Orwell spent half his life caught between his hatred of ideology and his belief in socialism. As a socialist he felt he was obliged to support the working-class (aka “The People”), and even like them, and believe in them. As an Old Etonian middle-class socialist however, he knew that liking and believing in the exploited class meant not liking, and not believing in, his own class and that, in some visceral way, meant not liking or believing in himself (a tolerable position perhaps for a writer but absolutely impossible in every other respect). Orwell was convinced, therefore, that all middle-class socialists must be hiding something. Which is to say, he saw left intellectuals as in hoc to socialism as an ideology – not their own true feelings – and ideology, as everyone knows, is about power. Lest we forget, INGSOC was a party of left intellectuals.
If he couldn’t abolish himself, and he couldn’t be ideological, Orwell’s way out was to invoke a deeply English middle-class sense of personal duty to the poor and underprivileged. ‘Politics’ therefore was something he elected to do on their behalf; writing about it was his art.
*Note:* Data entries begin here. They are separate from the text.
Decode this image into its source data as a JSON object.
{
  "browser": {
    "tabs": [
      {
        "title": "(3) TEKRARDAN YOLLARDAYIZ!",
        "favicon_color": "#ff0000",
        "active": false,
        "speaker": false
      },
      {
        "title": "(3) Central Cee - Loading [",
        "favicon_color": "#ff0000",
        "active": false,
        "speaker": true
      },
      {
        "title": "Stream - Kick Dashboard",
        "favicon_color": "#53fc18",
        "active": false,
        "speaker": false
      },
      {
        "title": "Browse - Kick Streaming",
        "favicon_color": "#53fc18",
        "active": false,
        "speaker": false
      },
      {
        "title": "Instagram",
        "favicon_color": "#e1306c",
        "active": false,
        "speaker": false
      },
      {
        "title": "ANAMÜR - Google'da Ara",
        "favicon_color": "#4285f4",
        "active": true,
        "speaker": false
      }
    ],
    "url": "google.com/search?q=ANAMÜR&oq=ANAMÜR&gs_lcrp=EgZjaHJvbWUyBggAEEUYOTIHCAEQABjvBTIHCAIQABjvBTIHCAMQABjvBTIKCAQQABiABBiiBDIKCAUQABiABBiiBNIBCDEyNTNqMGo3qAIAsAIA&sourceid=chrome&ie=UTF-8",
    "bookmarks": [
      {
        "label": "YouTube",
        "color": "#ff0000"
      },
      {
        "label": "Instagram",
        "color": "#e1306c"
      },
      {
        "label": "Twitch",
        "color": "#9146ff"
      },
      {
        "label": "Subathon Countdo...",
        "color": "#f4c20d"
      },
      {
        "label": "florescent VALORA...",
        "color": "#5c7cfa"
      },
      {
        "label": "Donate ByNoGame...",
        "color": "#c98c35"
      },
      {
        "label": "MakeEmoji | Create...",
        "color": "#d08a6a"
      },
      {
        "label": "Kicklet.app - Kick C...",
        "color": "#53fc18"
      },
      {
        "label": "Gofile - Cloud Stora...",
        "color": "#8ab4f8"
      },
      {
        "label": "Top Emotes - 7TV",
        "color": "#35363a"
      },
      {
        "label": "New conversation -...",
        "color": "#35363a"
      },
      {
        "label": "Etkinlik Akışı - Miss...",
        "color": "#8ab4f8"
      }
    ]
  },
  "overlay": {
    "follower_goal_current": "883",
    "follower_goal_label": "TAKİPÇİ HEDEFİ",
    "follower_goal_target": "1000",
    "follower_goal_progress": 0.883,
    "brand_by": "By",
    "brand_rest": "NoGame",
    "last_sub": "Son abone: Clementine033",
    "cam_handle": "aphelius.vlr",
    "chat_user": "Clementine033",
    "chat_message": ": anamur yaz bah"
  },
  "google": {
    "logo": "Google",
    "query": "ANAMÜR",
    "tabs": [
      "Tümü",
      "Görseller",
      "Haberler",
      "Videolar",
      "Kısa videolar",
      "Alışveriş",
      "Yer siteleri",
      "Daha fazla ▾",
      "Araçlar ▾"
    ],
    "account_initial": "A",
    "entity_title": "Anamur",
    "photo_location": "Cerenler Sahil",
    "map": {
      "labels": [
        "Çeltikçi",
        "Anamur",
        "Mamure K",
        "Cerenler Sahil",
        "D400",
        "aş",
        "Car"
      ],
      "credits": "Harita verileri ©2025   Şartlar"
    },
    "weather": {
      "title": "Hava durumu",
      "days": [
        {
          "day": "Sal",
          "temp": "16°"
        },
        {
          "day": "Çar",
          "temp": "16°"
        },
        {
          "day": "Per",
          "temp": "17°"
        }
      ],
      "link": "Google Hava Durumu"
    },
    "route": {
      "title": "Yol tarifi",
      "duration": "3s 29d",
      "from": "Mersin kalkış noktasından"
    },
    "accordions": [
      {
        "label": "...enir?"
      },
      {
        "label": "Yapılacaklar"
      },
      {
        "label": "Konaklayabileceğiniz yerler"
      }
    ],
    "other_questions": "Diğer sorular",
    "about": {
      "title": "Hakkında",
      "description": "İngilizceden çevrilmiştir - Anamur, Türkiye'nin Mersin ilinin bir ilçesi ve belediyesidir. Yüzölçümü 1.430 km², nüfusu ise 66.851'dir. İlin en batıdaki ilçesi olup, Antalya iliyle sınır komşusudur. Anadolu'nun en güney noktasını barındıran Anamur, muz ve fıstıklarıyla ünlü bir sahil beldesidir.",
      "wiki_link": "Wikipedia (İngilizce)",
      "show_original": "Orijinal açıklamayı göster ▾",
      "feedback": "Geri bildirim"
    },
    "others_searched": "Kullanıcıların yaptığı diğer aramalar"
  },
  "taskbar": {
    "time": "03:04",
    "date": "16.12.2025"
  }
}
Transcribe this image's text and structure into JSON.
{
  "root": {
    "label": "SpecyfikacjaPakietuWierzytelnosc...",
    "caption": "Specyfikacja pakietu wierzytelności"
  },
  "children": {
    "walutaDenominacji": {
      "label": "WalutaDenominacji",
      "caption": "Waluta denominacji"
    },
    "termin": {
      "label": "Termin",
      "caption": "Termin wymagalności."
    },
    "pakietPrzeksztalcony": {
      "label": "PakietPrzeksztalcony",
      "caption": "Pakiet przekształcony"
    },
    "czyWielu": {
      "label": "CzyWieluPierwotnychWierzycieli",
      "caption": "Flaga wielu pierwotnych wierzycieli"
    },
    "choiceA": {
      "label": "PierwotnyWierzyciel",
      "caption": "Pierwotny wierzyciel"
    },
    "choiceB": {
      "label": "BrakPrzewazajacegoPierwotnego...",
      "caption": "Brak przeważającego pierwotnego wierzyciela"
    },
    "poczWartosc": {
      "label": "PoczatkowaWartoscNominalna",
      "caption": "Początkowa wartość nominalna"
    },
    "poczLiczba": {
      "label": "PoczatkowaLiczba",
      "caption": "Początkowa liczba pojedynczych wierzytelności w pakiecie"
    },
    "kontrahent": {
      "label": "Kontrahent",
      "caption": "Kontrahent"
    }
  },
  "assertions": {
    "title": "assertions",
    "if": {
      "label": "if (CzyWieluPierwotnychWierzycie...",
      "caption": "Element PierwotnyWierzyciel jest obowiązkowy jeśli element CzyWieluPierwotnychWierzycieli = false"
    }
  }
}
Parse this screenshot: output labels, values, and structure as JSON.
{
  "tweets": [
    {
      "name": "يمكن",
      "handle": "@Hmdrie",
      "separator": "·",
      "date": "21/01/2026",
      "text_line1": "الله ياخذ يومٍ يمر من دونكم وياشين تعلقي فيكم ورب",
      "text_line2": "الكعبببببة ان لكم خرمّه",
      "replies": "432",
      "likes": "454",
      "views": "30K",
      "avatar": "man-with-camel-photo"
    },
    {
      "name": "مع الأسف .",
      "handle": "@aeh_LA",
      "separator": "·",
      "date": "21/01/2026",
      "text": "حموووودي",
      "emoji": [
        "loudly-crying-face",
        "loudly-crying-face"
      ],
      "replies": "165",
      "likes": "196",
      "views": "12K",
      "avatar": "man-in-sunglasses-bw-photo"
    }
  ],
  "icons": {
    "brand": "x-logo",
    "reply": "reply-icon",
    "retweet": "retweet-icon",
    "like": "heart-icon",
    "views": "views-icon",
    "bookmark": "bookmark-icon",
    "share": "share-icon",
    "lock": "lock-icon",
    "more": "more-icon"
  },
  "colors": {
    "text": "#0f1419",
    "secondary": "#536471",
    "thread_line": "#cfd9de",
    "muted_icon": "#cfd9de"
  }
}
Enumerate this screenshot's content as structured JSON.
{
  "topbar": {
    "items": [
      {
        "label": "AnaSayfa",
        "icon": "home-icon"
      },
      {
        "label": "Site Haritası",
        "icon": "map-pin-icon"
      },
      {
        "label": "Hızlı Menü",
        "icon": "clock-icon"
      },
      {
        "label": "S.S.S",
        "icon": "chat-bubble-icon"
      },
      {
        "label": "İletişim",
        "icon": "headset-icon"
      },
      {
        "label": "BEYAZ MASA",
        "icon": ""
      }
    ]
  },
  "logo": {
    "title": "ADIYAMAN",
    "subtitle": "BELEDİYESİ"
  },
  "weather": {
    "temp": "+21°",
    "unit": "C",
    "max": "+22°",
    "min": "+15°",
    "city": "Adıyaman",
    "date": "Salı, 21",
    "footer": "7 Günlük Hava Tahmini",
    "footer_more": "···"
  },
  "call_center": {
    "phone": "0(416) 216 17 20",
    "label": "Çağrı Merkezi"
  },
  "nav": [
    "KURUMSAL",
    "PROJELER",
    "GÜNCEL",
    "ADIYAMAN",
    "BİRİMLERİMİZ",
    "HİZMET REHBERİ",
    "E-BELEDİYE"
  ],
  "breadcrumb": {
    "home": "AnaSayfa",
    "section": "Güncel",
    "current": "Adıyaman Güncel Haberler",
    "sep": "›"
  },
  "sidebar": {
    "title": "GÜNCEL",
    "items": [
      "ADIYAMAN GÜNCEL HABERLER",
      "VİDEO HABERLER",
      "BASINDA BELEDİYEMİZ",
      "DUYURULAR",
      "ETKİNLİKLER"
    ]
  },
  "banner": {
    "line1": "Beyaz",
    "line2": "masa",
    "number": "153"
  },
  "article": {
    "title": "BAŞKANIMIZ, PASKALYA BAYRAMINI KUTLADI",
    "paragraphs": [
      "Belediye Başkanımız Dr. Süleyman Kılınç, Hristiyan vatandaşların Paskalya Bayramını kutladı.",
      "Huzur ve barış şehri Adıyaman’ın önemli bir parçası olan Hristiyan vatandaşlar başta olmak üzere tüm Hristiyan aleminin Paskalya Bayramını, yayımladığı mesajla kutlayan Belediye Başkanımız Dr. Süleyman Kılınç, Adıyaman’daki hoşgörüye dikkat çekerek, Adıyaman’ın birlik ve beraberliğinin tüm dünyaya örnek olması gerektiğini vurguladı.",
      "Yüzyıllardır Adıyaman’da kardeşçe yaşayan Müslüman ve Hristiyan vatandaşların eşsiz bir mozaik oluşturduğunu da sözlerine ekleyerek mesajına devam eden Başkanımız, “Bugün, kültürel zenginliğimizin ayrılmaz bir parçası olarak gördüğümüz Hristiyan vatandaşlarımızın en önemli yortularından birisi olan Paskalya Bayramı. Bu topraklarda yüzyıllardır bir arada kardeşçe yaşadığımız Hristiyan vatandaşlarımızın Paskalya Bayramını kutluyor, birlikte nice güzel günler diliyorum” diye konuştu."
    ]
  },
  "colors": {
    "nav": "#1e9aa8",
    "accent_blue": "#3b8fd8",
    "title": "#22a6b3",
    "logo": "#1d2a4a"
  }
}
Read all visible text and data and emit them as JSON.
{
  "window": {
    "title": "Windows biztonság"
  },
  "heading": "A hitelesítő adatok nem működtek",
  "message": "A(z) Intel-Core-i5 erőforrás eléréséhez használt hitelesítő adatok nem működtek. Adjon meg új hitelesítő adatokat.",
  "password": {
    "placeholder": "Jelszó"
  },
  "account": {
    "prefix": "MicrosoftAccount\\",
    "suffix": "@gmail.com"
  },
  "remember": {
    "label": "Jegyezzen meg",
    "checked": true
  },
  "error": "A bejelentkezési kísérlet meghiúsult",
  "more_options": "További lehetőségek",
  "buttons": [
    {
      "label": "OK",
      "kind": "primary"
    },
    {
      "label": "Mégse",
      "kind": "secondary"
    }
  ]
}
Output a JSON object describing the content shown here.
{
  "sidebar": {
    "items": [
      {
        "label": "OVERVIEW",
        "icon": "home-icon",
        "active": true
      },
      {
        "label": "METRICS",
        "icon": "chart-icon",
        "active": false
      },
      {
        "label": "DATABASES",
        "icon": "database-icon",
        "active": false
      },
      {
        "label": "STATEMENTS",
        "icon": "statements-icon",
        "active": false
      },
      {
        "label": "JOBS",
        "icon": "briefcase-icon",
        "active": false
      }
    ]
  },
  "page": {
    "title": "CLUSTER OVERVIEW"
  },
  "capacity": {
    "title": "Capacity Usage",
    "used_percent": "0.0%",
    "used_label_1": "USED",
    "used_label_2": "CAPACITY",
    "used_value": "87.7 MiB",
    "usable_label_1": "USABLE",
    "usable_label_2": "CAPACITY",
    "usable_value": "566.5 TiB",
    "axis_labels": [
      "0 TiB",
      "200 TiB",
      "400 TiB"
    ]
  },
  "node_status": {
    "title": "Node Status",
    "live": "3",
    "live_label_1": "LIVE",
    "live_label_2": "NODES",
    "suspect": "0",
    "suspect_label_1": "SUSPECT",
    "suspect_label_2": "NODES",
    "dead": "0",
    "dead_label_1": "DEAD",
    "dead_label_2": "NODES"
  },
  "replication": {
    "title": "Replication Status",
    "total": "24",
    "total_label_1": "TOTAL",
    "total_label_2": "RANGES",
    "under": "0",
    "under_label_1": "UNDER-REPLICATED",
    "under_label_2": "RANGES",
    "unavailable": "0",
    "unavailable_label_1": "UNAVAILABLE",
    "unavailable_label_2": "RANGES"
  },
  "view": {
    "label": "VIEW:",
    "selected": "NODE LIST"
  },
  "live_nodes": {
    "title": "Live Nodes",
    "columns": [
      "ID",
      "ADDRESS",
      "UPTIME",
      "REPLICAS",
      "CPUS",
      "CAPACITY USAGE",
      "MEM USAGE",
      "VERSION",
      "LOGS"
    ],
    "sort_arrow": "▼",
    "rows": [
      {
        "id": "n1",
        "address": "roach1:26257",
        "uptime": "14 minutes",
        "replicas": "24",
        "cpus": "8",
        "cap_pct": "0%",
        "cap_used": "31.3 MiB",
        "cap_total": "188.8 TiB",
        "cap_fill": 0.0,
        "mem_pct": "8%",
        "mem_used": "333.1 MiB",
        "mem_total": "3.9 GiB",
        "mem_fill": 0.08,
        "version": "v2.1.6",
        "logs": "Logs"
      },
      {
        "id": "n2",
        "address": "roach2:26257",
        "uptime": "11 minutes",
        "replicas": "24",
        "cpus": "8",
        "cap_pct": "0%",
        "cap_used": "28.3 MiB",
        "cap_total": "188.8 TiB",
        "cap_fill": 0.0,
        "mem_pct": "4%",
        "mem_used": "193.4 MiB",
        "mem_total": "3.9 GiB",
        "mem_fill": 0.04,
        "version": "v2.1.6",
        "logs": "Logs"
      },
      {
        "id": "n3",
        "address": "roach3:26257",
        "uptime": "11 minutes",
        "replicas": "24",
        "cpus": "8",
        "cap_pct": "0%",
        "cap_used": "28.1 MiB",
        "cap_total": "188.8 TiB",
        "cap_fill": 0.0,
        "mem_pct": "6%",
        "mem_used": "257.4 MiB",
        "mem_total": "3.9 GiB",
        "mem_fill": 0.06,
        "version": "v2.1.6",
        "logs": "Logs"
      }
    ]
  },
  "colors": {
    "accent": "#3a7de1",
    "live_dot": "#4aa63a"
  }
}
His cultural writing was warm and original. He found his best subject in the English people. His political writing, on the other hand, could be cold and brutal, especially when he sensed the lies behind the ideology, as he did in Burma and Spain.

So how does Jeremy measure up to Orwell? To begin with, the two men have more in common than a posh school and no degree. Apart from their obvious points of resemblance – from anti-colonialism and anti-war to bikes and allotments – both men believed in the power of the state to make life more agreeable for the majority. And although commentators will find in Orwell things to throw at Corbyn to make him look like a crank, the truth is, should they have met on Upper Street one bright Saturday morning and gone for a latte, there is much in one that the other would have warmed to.
Except, of course, that the Labour leader is indisputably a middle-class socialist, and to put it mildly, Corbyn is not the least ideological of MPs. The sheer global range of his ‘positions’ on this and that and everywhere suggests an ideological rather than a sceptical frame of mind – a man who gives the impression of someone not used to real debate and knowing what he thinks even before he thinks it. He uses the 250,000 who voted for him, rhetorically, like a Leninist stick against all those in the party who disagree with him, particularly the MPs. We have yet to see whether he will turn that virtual army into a cadre inside the party. And yet, in spite of Corbyn’s old Trotskyite friends, Orwell could not have helped noticing how easily the Labour leader mixes on the street and, far from being the sort of deracinated left intellectual that gave Orwell “the creeps”, and made him “sick”, that he has represented and lived in his constituency for over thirty years. Anyone who rides a bike round London is not trying to hide from anybody.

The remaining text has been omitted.